1. Monroe Stamp Duties, (1964), p. 31.

2. A written offer accepted orally or by conduct requires no stamp; Carlill v. Carbolic Smokeball Co., (1892) 2 QB 486: on appeal (1893) 1 QB 256.

3. For detailed discussion, see Appendix.

4. Monroe Stamp Duties, (1964), p. 31.

8.18. Recommendation.-

Having considered all aspects of the matter, we see no reason why the principle enacted in section 4 should not be extended to all transactions. Such cases may not be many; but the example of a gift or partition should be cited.1 The section should, in our opinion, be extend to all cases where several instruments are employed for completing any transaction.
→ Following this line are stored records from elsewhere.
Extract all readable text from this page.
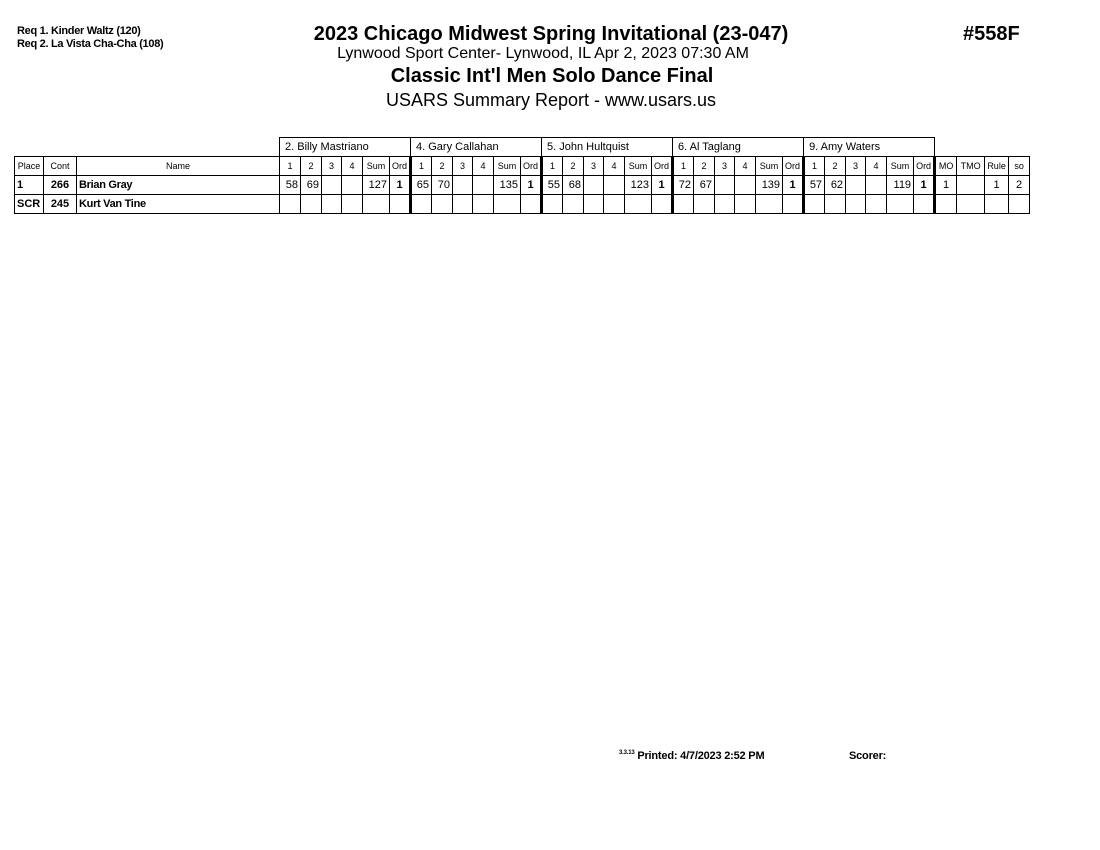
Req 1. Kinder Waltz (120)
Req 2. La Vista Cha-Cha (108)	2023 Chicago Midwest Spring Invitational (23-047)
Lynwood Sport Center- Lynwood, IL Apr 2, 2023 07:30 AM
Classic Int'l Men Solo Dance Final
USARS Summary Report - www.usars.us
#558F
			2. Billy Mastriano						4. Gary Callahan						5. John Hultquist						6. Al Taglang						9. Amy Waters									
Place	Cont	Name	1	2	3	4	Sum	Ord	1	2	3	4	Sum	Ord	1	2	3	4	Sum	Ord	1	2	3	4	Sum	Ord	1	2	3	4	Sum	Ord	MO	TMO	Rule	so
1	266	Brian Gray	58	69			127	1	65	70			135	1	55	68			123	1	72	67			139	1	57	62			119	1	1		1	2
SCR	245	Kurt Van Tine																																		
$^{3.3.13}$ Printed: 4/7/2023 2:52 PM	Scorer:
This view has been generally favoured in the replies to our Questionnaire.2

Also, in our view, there is no need to charge duty on the supplementary instrument. On this point, we accept a suggestion made to us3 by the Gujarat Bar Council. If this approach is accepted, it will be necessary to make other consequential changes also. We, therefore, recommend that section 4 should be revised as follows:-

1. Cf. (1828) 2 Moo 375, cited in Halsbury's, 3rd Edn., Vol. 33, p. 296, para. 518, f.n. (1).

2. Question 22.

3. S. No. 74 (Gujarat Bar Council) under Q. 22 of the Questionnaire issued by the Commission.

Revised Section 4

4(1).- Where, in the case of any transaction, several instruments are employed for completing the transaction, only the principal instrument should be chargeable with the duty prescribed for it in Schedule I, and each of the other instruments shall, instead of being chargeable with the duty prescribed for it in that Schedule, be exempt from duty.

(2) The parties may determine for themselves which of the instruments so employed shall, for the purposes of sub-section (1), be deemed to be the principal instrument:

Provided that the duty chargeable on the instrument so determined shall be the highest duty which would be chargeable in respect of any of the said instruments employed.

8.19. Section 5.-

So much as regards section 4. Its converse is to be found in the next section. Under section 5, any instrument comprising or relating to several distinct matters shall be chargeable with the aggregate amount of the duties with which separate instruments, each comprising or relating to one of such matters, would be chargeable under this Act. This section is the converse of section 4, and deals with cases where one instrument comprises or relates to several distinct matters. Here again, the general rule that stamp duty is levied on an instrument and not on a transaction has had to be explained-this time, in the interests of revenue-by providing that such instrument will be chargeable with the aggregate amount of the duties with which separate instruments, each comprising or relating to one of such matters, would be chargeable under the Act. It is, again, in the interests of revenue that it overrides the next section,1 which deals with instruments coming within several descriptions in the First Schedule.

1. See the opening words of section 6-"Subject to the provisions of the last preceding section."

8.20. Criticism noted.-

No doubt, the apparently simple provision in section 5 is not devoid of difficulties in its application. A writer on the law of Stamps1 says: "Scarcely any subject, within the range of the Stamp Laws, is of so embarrassing a nature, in practice, as that which falls under the division of 'Instruments' relating to several distinct parties or matters'."

However, such difficulties cannot be solved by an amendment of the law, and it is difficult to devise a better and more precise formula.

1. The late Mr. Tilsley, quoted by Donogh Stamp Act, (1935), p. 188.